As a historian, Goldberg wants to ensure that performance is well documented as we write the art history of the future.

“Performance is hot again, at least in part, because history has caught up with us,” Goldberg says. She explains that as time moves forward, the recent past is becoming the stuff of museums and textbooks. For the first time, curators now look to the 1970s as a piece of art history rather than part of the contemporary scene, and much of that era’s art was performance-related or had some live component. One of her goals in creating PERFORMA 05, Goldberg admits, was to recapture the excitement of the 70s New York art world.

Other goals of the biennial are to create awareness and a language for discussing performative visual art, as well as to stop people from feeling intimidated by it. To that end, the festival includes lectures and symposia like “Not For Sale: Curating (and Writing on) Performance for the 21st Century” and “Listen Up!” Lectures as Performances.

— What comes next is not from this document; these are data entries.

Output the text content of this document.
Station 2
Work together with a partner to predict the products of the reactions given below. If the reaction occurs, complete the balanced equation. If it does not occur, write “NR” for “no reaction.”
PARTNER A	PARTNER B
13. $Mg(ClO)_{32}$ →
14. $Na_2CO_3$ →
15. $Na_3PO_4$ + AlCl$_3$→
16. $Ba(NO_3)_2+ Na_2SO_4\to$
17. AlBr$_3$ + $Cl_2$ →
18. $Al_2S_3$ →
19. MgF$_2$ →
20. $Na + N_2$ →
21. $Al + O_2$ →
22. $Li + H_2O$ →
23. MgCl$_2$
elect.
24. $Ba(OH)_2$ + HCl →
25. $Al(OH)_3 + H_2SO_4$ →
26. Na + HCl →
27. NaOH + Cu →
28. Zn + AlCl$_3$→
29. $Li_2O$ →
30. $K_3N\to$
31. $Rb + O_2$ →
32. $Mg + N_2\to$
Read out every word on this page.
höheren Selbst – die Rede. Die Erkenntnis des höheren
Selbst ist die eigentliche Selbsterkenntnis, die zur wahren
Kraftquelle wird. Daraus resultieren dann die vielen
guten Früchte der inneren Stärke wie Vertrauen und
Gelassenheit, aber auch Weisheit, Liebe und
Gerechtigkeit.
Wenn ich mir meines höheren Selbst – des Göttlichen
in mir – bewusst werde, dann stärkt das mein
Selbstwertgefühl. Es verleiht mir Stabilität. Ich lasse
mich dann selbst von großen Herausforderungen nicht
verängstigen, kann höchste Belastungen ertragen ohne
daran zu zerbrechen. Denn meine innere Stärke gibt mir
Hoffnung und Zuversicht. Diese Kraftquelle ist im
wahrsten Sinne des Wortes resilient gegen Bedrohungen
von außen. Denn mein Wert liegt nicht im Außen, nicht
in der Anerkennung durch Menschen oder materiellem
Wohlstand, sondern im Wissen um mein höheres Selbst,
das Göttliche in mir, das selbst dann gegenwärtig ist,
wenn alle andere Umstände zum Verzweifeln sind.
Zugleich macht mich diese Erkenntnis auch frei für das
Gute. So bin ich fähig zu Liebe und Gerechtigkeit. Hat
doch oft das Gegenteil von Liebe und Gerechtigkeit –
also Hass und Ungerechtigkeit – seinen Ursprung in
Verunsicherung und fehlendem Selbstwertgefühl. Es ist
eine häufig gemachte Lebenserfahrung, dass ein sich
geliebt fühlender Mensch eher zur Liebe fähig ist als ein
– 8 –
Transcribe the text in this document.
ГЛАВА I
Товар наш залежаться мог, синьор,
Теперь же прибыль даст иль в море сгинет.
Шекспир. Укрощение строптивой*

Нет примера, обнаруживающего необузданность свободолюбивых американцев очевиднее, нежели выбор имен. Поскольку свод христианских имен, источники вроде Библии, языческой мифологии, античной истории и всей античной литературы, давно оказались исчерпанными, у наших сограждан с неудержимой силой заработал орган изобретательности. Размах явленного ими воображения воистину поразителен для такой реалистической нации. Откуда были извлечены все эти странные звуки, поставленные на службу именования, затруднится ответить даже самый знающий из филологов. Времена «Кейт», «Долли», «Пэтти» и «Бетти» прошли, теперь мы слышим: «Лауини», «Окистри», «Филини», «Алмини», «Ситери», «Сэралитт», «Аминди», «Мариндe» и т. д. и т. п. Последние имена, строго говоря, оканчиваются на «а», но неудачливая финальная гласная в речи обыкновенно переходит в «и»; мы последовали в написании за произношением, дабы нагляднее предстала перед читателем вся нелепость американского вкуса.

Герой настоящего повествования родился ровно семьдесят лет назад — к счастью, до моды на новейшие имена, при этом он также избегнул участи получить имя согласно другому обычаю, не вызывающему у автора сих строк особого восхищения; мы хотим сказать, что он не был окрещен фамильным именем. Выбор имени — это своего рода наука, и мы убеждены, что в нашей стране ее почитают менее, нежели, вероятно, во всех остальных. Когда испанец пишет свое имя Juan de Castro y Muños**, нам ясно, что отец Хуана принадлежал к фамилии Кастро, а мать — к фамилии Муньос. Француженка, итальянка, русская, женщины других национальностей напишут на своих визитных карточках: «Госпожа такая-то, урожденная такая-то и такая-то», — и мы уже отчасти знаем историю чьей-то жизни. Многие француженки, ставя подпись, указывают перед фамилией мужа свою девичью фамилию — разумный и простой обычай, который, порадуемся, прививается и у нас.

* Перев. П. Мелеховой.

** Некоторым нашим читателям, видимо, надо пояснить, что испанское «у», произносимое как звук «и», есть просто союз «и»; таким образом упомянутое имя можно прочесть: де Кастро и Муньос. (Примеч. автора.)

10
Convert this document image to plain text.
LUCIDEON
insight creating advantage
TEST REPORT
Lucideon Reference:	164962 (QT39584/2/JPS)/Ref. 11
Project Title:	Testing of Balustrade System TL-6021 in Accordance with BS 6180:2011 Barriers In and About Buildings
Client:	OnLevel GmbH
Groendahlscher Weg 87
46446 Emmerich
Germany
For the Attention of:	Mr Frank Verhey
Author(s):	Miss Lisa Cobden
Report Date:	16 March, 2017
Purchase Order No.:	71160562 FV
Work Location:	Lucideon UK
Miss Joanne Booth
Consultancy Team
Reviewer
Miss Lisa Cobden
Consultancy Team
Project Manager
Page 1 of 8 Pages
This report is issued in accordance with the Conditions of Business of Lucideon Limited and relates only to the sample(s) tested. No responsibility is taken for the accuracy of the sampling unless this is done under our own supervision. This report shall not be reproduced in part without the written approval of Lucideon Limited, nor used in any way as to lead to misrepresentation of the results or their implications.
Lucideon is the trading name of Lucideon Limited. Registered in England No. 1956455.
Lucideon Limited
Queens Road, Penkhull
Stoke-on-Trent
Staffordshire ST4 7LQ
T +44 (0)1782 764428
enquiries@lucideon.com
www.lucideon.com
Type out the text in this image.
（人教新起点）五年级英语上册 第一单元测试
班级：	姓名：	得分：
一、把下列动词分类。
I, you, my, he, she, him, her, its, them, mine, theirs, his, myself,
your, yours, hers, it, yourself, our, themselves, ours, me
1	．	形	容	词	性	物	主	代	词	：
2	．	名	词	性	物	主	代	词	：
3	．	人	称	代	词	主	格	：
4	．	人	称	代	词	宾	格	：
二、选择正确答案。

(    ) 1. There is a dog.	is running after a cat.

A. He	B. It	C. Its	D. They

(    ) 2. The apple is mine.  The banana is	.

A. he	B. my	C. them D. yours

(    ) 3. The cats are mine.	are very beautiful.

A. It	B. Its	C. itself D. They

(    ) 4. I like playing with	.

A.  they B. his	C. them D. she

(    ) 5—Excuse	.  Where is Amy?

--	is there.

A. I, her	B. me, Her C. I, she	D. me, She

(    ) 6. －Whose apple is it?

Most intriguing, though, are the performances themselves. More than ninety artists are involved in the multi-media presentations that span film, puppetry, ventriloquism, talk radio, stripping, and song. Jesper Just will premiere a new commission called “True Love is Yet to Come” that combines 3-D imaging, a lone opera singer, and lifelike projections of the Finnish Screaming Men’s Choir to probe questions of male identity. Francis Alÿs and Rafael Ortega will present “Rehearsal II,” a meditation on success and disappointment staged with musicians and a strip tease artist, at The Slipper Room, a Lower East Side burlesque venue. Laurie Simmons will perform alongside a musical film in “The Musical of Regret,” a work still in progress, and her directorial debut.

Although Goldberg is confident that every piece presented as part of PERFORMA 05 is worthwhile and interesting, she seems especially excited about the potential impact of the commissions.

“They’ll write a new chapter of performance history,” she says, “an area to move onward and forward into.”